Se trata de la cervecería Cacique, primera y única fábrica de estas características en la localidad, ideada a partir de una imagen sustentable, que si bien atrae a los paladares cerveceros, también da cuenta del compromiso asumido.
Así lo planearon Marcos Cichitti y Jorgelina Mirich, joven pareja que después de errar por el mundo, anclaron en Catriel para poner en marcha la obra, hace poco más de un año.
Él, amante de la cerveza y ella publicista y esteticista, lograron fusionar conocimientos para ponerlos en marcha en un tráiler acondicionado para la empresa, en que calidad e imagen cumplen roles preponderantes.
Así lo delata la recta de la avenida Roque Sáenz Peña que conduce hacia la zona del autódromo y al Valle de la Luna, es decir más cerca del hábitat natural y más lejos de la zona urbanizada.
Montada con elementos reciclables que ellos mismos restauraron, armaron la fachada mientras que en el interior, los tanques de acero inoxidable e instalaciones y productos de primer nivel delatan las expectativas de los emprendedores, como así también de la gente que los elige.
Allí el cuidado y ahorro de la energía y del agua es fundamental, por eso el agua es tratada con un eco-kit y reutilizada para riego. “O sea que no tenemos pozo, por lo que no contaminamos la napa”, señala Jorgelina. Y en cuanto a la iluminación “está provista de luces led, que tienen un consumo mucho menor al de las lámparas de bajo consumo” y además ya está acondicionado el predio, para próximamente instalar un panel fotovoltaico y proveerse de energía solar.
Así un pantallazo de la manera de encarar el proyecto que hasta acá marcha con óptimos resultados, habida cuenta que la primera cocción fue en febrero de 2015, que se tradujeron en 18 litros que salieron a un mercado que todavía es a baja escala y directo al consumidor.

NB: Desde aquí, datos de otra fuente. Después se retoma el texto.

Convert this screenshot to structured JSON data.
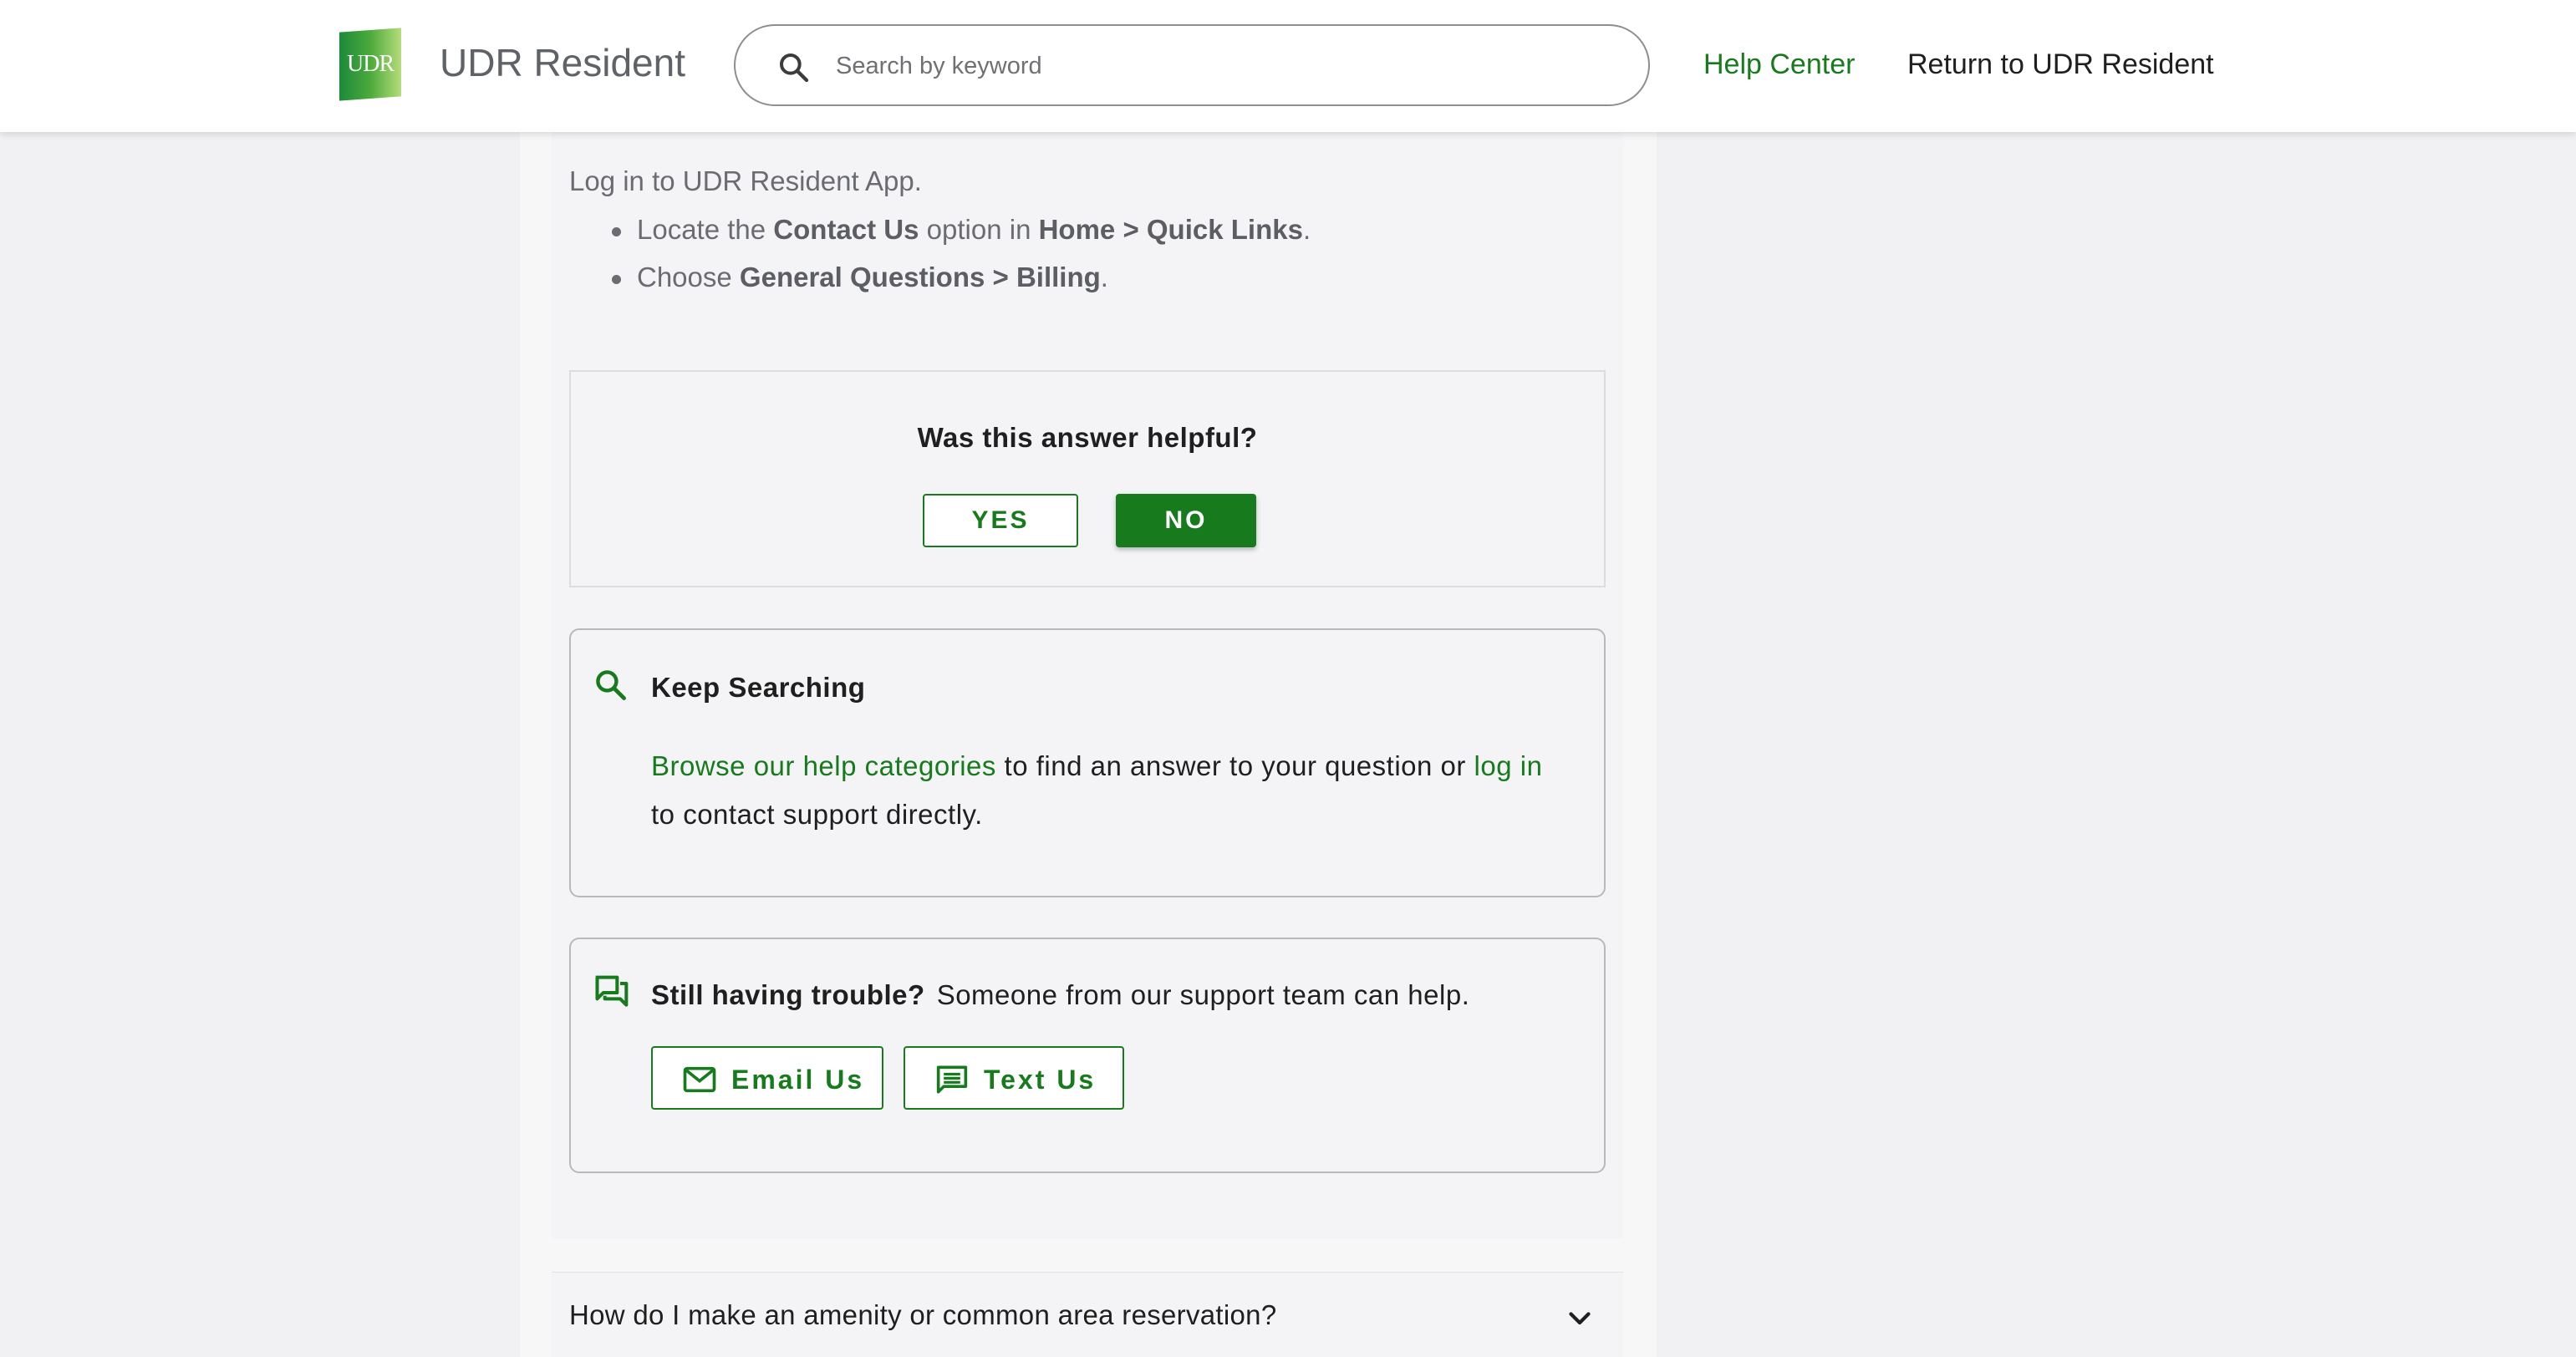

Actualmente se comercializan 1.600 litros por mes, 220 litros por semana, que salen en seis variedades: Morocha, Dorada patagónica, Panal, Pluma Roja, Trigueña e IPA (India Pale Ale), envasadas en porrones de 355 cm³, en las que la marca está representada en una calavera ataviada con trenzas y pluma de un cacique indio, que bien podría ser el mismo que dio el nombre a la ciudad.
Cristian Iboldi y Maximiliano Coletti son jóvenes locales que se unieron para tratar de conformar una UTE o SRL, que permita poner en marcha un ambicioso proyecto que surgió de una tesis realizada por egresados de la Tecnicatura en Petróleo, en 2012.
Cristian, uno de los creadores de la batería móvil, elemento de medición para fluidos y gas en los yacimientos se contactó con Coletti, dueño de una empresa local dedicada a pyping y soldaduras para comenzar a construir el aparato de medición. Este logro fue premiado por el Instituto Balseiro, reconocido por YPF y patentado en Argentina y EE. UU.
Desde el 2013 el proyecto espera ser puesto en marcha, tanto en la parte pública como en la privada. Si bien fueron cinco personas las impulsoras del mismo, sólo dos quedaron para tomar la posta. Maximiliano pasó a ser el integrante encargado de la parte económica y constructiva.
La consigna ahora es lograr el financiamiento o contrato de trabajo para emprender el desafío de instalarse en la industria petrolera.
La UTE posibilitaría la creación del equipo de prueba. “Se pueden medir pozos individuales, darles continuidad de trabajo y dotarlos de una medición fiscal, para que el registro de la producción pueda ser visto por una persona, o varias, con una simple aplicación”, dijeron.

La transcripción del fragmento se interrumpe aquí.